Enhancing root growth and root physiological functions. Roots can respond to signals from biochemical compounds in many ways, including by increasing growth and branching, increasing the uptake of nutrients such as nitrogen, or limiting the uptake of compounds such as salt ions. Roots can also respond to biochemical signaling in the soil biochemistry by making changes to their own exudates. This can have an effect on rhizosphere bacterial functions that, in turn, may help make nutrients more available to the plant. 

Helping Growers Improve Nitrogen Use Efficiency

To gain greater nitrogen use efficiency, growers who are already using the 4R framework and similar practices can utilize additional tools and technologies to aid with soil health, plant health and nutrient efficiency.
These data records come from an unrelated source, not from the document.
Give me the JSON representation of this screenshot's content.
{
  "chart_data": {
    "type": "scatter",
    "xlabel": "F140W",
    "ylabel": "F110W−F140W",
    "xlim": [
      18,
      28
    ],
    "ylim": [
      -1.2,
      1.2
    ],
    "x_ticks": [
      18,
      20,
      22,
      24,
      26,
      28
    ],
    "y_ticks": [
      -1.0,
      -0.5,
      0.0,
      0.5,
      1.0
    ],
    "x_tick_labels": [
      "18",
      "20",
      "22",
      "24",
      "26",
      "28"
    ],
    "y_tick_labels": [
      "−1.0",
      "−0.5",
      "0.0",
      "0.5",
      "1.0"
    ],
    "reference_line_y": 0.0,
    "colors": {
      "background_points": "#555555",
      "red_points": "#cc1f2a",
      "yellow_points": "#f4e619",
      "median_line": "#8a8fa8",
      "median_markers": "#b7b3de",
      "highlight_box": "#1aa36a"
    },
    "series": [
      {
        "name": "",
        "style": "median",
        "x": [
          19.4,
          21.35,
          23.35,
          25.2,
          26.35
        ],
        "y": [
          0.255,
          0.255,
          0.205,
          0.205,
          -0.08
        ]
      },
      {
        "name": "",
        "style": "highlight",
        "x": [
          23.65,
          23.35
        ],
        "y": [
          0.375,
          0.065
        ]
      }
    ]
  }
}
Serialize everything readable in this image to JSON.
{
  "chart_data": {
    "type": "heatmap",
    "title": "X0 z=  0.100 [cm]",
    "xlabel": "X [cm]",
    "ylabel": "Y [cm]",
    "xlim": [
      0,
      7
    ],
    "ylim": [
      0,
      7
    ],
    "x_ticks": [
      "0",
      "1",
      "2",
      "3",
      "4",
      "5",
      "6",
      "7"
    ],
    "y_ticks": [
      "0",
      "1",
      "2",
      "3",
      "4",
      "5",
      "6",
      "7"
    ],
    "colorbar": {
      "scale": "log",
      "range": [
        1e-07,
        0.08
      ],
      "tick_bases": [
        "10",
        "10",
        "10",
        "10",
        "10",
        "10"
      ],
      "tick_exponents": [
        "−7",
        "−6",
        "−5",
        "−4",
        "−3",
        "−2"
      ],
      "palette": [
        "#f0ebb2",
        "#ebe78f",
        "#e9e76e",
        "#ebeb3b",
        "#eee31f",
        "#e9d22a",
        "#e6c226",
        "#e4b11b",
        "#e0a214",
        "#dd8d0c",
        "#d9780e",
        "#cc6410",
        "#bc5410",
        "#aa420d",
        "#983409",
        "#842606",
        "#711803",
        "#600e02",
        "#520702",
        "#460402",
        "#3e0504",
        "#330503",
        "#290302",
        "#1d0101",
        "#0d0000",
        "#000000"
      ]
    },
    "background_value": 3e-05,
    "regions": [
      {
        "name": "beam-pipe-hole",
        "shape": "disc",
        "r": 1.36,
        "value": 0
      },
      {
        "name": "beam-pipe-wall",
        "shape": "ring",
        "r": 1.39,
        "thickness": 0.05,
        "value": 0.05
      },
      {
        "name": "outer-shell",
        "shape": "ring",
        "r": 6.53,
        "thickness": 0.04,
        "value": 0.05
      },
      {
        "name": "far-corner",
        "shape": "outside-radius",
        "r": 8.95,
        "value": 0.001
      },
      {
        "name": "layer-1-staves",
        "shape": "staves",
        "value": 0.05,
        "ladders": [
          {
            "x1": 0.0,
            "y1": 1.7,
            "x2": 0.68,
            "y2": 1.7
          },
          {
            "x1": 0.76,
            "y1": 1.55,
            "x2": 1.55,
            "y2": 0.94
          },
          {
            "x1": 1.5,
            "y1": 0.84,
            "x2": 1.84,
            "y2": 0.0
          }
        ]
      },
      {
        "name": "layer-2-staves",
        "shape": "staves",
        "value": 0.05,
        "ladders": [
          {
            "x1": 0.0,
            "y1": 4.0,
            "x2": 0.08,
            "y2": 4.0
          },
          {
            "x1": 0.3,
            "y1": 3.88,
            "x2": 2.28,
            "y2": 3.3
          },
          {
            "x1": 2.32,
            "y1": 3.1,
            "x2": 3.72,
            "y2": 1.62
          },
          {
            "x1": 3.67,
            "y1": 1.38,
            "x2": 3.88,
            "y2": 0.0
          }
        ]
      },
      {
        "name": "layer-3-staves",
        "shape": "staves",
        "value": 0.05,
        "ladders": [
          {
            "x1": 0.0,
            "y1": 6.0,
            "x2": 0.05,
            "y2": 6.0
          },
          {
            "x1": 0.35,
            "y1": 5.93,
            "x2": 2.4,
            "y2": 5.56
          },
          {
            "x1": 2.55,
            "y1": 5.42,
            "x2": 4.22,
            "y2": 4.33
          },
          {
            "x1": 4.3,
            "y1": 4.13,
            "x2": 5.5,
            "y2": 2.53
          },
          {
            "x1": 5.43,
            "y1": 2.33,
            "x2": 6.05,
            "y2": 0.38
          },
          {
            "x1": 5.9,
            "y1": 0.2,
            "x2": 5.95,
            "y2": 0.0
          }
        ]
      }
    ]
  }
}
Available technologies not only include enhanced efficiency fertilizers, nitrogen stabilizers and nitrogen inhibitors, but also biochemical tools like fertilizer biocatalysts, which make use of biochemical mechanisms to directly stimulate bacterial, nutrient and plant functioning. 

The fertilizer biocatalyst ACCOMPLISH MAX can effectively convert applied nitrogen into plant-available forms to increase nutrient availability and facilitate nitrogen uptake by the plant, as seen in this pivotal study with the original ACCOMPLISH formulation. Similarly, EXTRACT PBA is a biocatalyst that can be used to release nutrients that are tied up in the soil, hasten residue breakdown and facilitate the cycling of nutrientsincluding nitrogenback into the soil.

A new tool, N-FINITY, is also available to growers who are seeking to improve nitrogen use efficiency. N-FINITY contains microbes and microbial metabolites that give crops access to biological nitrogen through direct nitrogen fixation, recruitment of nitrogen fixers to associate with plant roots and liberation of organic nitrogen in the soil. These three modes of action provide a versatile solution that can enhance nitrogen use efficiency across a wide range of field and environmental conditions.

By helping to ensure that more of the nitrogen a grower applies gets into the crop, these technologies can increase nitrogen use efficiency.